A simplified fragment from the adaptive grid solver:
corr_col = correlate(vert_profile, vert_profile, mode="full")
corr_col = corr_col[corr_col.size // 2:]

peaks, _ = find_peaks(corr_col[6:], distance=5)
coarse_pitch_col = peaks[0] + 6
col_pitch, col_phase, col_score = optimize_grid_parameters(
    vert_profile,
    min_pitch=max(17, coarse_pitch_col - 3),
    max_pitch=max(23, coarse_pitch_col + 3),
    iterations=160,
)
A source-code page with an inferred grid overlaid on top of the printed characters
Overlaying the inferred grid made the page intelligible again, even when the print itself drifted.

That detail matters because it changes what “OCR” means here. I was not simply asking software to read a page. I was first asking it to infer the intended structure of a half-century-old printing process, then using that structure to decide where characters probably lived.

Step 4: Pull Out Character Cells

Once the row and column geometry were known, segmentation became much more reliable. Instead of looking for whatever connected components happened to emerge from the page, the code iterated over the ideal character cells and checked whether each cell contained enough ink to count as a symbol. In other words, the page was reconstructed as a grid first and interpreted as text second.

The extraction logic is intentionally simple once the geometry is right:
for r_idx, y_start in enumerate(y_coords):
    for c_idx, x_start in enumerate(x_coords):
        roi = binary[slice_y1:slice_y2, slice_x1:slice_x2]
        ink_sum = np.sum(roi) / 255.0

        if ink_sum > 2.0:
            box["kind"] = "char"
        else:
            box["kind"] = "space"
Character boxes extracted from a page of old source code
Character extraction worked best when it followed the inferred print geometry rather than the raw blobs.

I also built a lightweight labeling interface to inspect the extracted characters and check edge cases.
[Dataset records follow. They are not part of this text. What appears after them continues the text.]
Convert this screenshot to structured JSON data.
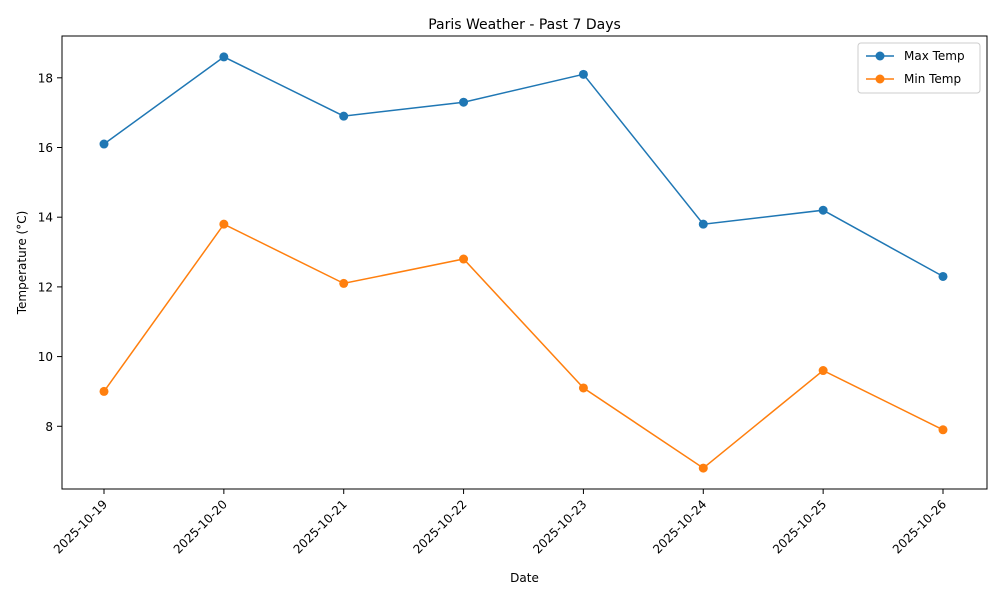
{
  "chart_data": {
    "type": "line",
    "title": "Paris Weather - Past 7 Days",
    "xlabel": "Date",
    "ylabel": "Temperature (°C)",
    "categories": [
      "2025-10-19",
      "2025-10-20",
      "2025-10-21",
      "2025-10-22",
      "2025-10-23",
      "2025-10-24",
      "2025-10-25",
      "2025-10-26"
    ],
    "series": [
      {
        "name": "Max Temp",
        "color": "#1f77b4",
        "values": [
          16.1,
          18.6,
          16.9,
          17.3,
          18.1,
          13.8,
          14.2,
          12.3
        ]
      },
      {
        "name": "Min Temp",
        "color": "#ff7f0e",
        "values": [
          9.0,
          13.8,
          12.1,
          12.8,
          9.1,
          6.8,
          9.6,
          7.9
        ]
      }
    ],
    "ylim": [
      6.2,
      19.2
    ],
    "yticks": [
      8,
      10,
      12,
      14,
      16,
      18
    ],
    "grid": false,
    "legend_position": "top-right",
    "marker": "circle",
    "xtick_rotation": 45
  }
}
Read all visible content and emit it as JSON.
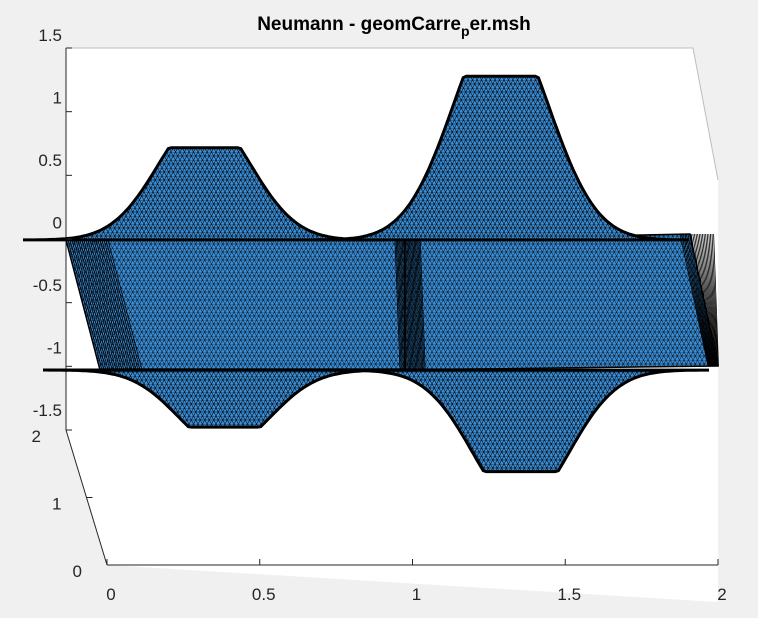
{
  "chart_data": {
    "type": "surface",
    "title": {
      "main": "Neumann - geomCarre",
      "subscript": "p",
      "suffix": "er.msh"
    },
    "surface_color": "#3b8fd9",
    "edge_color": "#000000",
    "axis_color": "#262626",
    "x_ticks": [
      "0",
      "0.5",
      "1",
      "1.5",
      "2"
    ],
    "y_ticks": [
      "0",
      "1",
      "2"
    ],
    "z_ticks": [
      "1.5",
      "1",
      "0.5",
      "0",
      "-0.5",
      "-1",
      "-1.5"
    ],
    "xlim": [
      0,
      2
    ],
    "ylim": [
      0,
      2
    ],
    "zlim": [
      -1.5,
      1.5
    ],
    "bumps": [
      {
        "x_center": 0.45,
        "amplitude": 0.72
      },
      {
        "x_center": 1.42,
        "amplitude": 1.28
      }
    ]
  }
}
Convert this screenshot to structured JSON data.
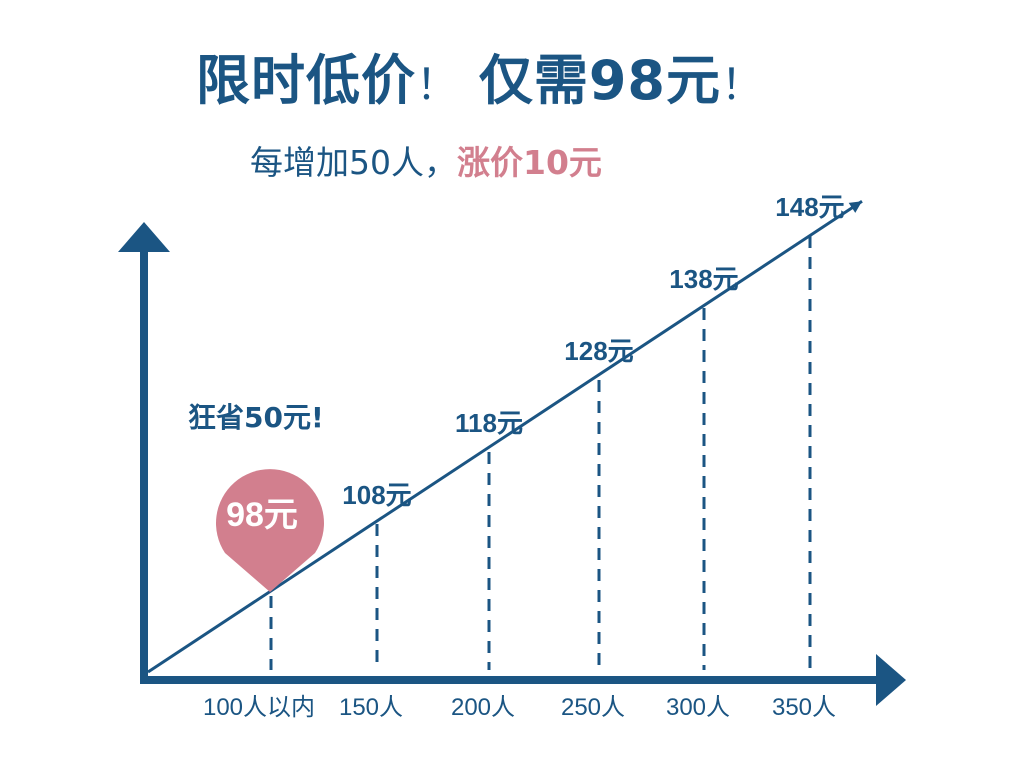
{
  "header": {
    "title_part1": "限时低价",
    "title_sep1": "！",
    "title_part2": "仅需98元",
    "title_sep2": "！",
    "subtitle_main": "每增加50人，",
    "subtitle_highlight": "涨价10元"
  },
  "annotation": {
    "savings": "狂省50元!",
    "pin_label": "98元"
  },
  "colors": {
    "primary": "#1b5583",
    "accent": "#d27f8e"
  },
  "chart_data": {
    "type": "line",
    "categories": [
      "100人以内",
      "150人",
      "200人",
      "250人",
      "300人",
      "350人"
    ],
    "series": [
      {
        "values": [
          98,
          108,
          118,
          128,
          138,
          148
        ]
      }
    ],
    "data_labels": [
      "98元",
      "108元",
      "118元",
      "128元",
      "138元",
      "148元"
    ],
    "xlabel": "",
    "ylabel": "",
    "grid": false
  }
}
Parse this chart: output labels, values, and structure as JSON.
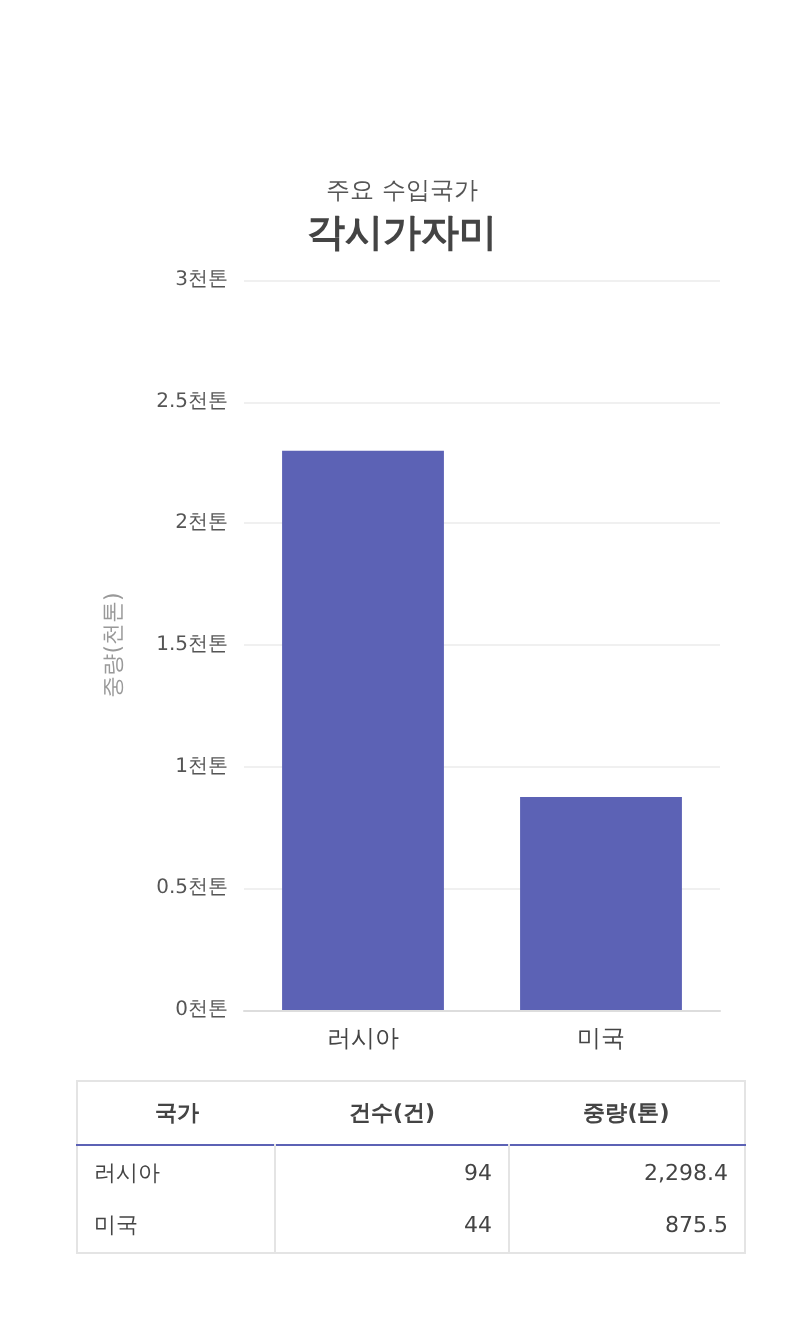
{
  "chart_data": [
    {
      "type": "bar",
      "subtitle": "주요 수입국가",
      "title": "각시가자미",
      "ylabel": "중량(천톤)",
      "categories": [
        "러시아",
        "미국"
      ],
      "values": [
        2.2984,
        0.8755
      ],
      "color": "#5c62b5",
      "ylim": [
        0,
        3
      ],
      "yticks": [
        {
          "value": 0,
          "label": "0천톤"
        },
        {
          "value": 0.5,
          "label": "0.5천톤"
        },
        {
          "value": 1,
          "label": "1천톤"
        },
        {
          "value": 1.5,
          "label": "1.5천톤"
        },
        {
          "value": 2,
          "label": "2천톤"
        },
        {
          "value": 2.5,
          "label": "2.5천톤"
        },
        {
          "value": 3,
          "label": "3천톤"
        }
      ],
      "grid": "y"
    },
    {
      "type": "other",
      "annotations": [
        "국가",
        "건수(건)",
        "중량(톤)",
        "러시아",
        "94",
        "2,298.4",
        "미국",
        "44",
        "875.5"
      ]
    }
  ]
}
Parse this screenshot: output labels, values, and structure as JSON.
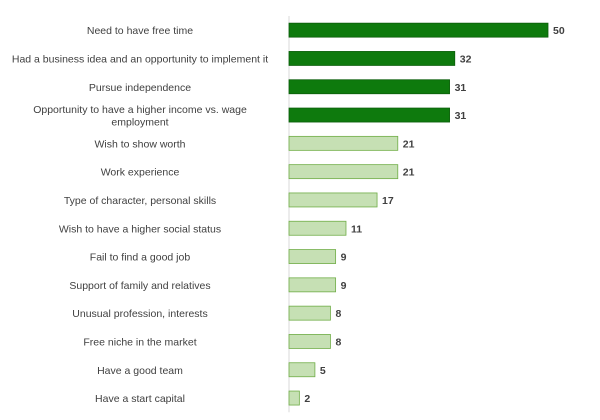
{
  "chart_data": {
    "type": "bar",
    "orientation": "horizontal",
    "categories": [
      [
        "Need to have free time"
      ],
      [
        "Had a business idea and an opportunity to implement it"
      ],
      [
        "Pursue independence"
      ],
      [
        "Opportunity to have a higher income vs. wage",
        "employment"
      ],
      [
        "Wish to show worth"
      ],
      [
        "Work experience"
      ],
      [
        "Type of character, personal skills"
      ],
      [
        "Wish to have a higher social status"
      ],
      [
        "Fail to find a good job"
      ],
      [
        "Support of family and relatives"
      ],
      [
        "Unusual profession, interests"
      ],
      [
        "Free niche in the market"
      ],
      [
        "Have a good team"
      ],
      [
        "Have a start capital"
      ]
    ],
    "values": [
      50,
      32,
      31,
      31,
      21,
      21,
      17,
      11,
      9,
      9,
      8,
      8,
      5,
      2
    ],
    "highlight_count": 4,
    "xlim": [
      0,
      50
    ],
    "grid": false,
    "legend": "none",
    "colors": {
      "highlight_fill": "#0e7a0d",
      "highlight_stroke": "#0b5e0a",
      "normal_fill": "#c6e0b4",
      "normal_stroke": "#70ad47",
      "axis": "#d9d9d9",
      "label": "#404040"
    }
  }
}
On this kind of job, tooling matters almost as much as the algorithm. Being able to quickly inspect what the pipeline believed it had found is often the difference between a fragile demo and a usable workflow.

A simple labeling tool used to inspect extracted characters
A small inspection tool made it much easier to verify the extracted symbols and find failure cases.

What The Project Was Really About

What I enjoyed most about this work was that it sat exactly at the boundary between software and hardware history. We often talk about preservation as if it were only a matter of recovering files, formats, and source trees. But paper listings preserve much more than source code. They preserve the timing, spacing, and imprecision of the machine that printed them.

In that sense, the real task was not “run OCR on an old page.” It was “understand how an old printer failed to be perfectly repeatable, then build a system that can compensate for that.” That is a far more interesting problem. It is also a useful reminder that computer vision tends to become compelling the moment it leaves the clean world of benchmarks and meets the stubbornness of real artifacts.

The code on these pages may have been historic 86-DOS, but the broader lesson was about assumptions. Modern tools quietly assume regularity everywhere: straight lines, steady spacing, stable alignment. Old machines do not care about those assumptions. If you want to recover what they produced, you have to meet them on their own terms.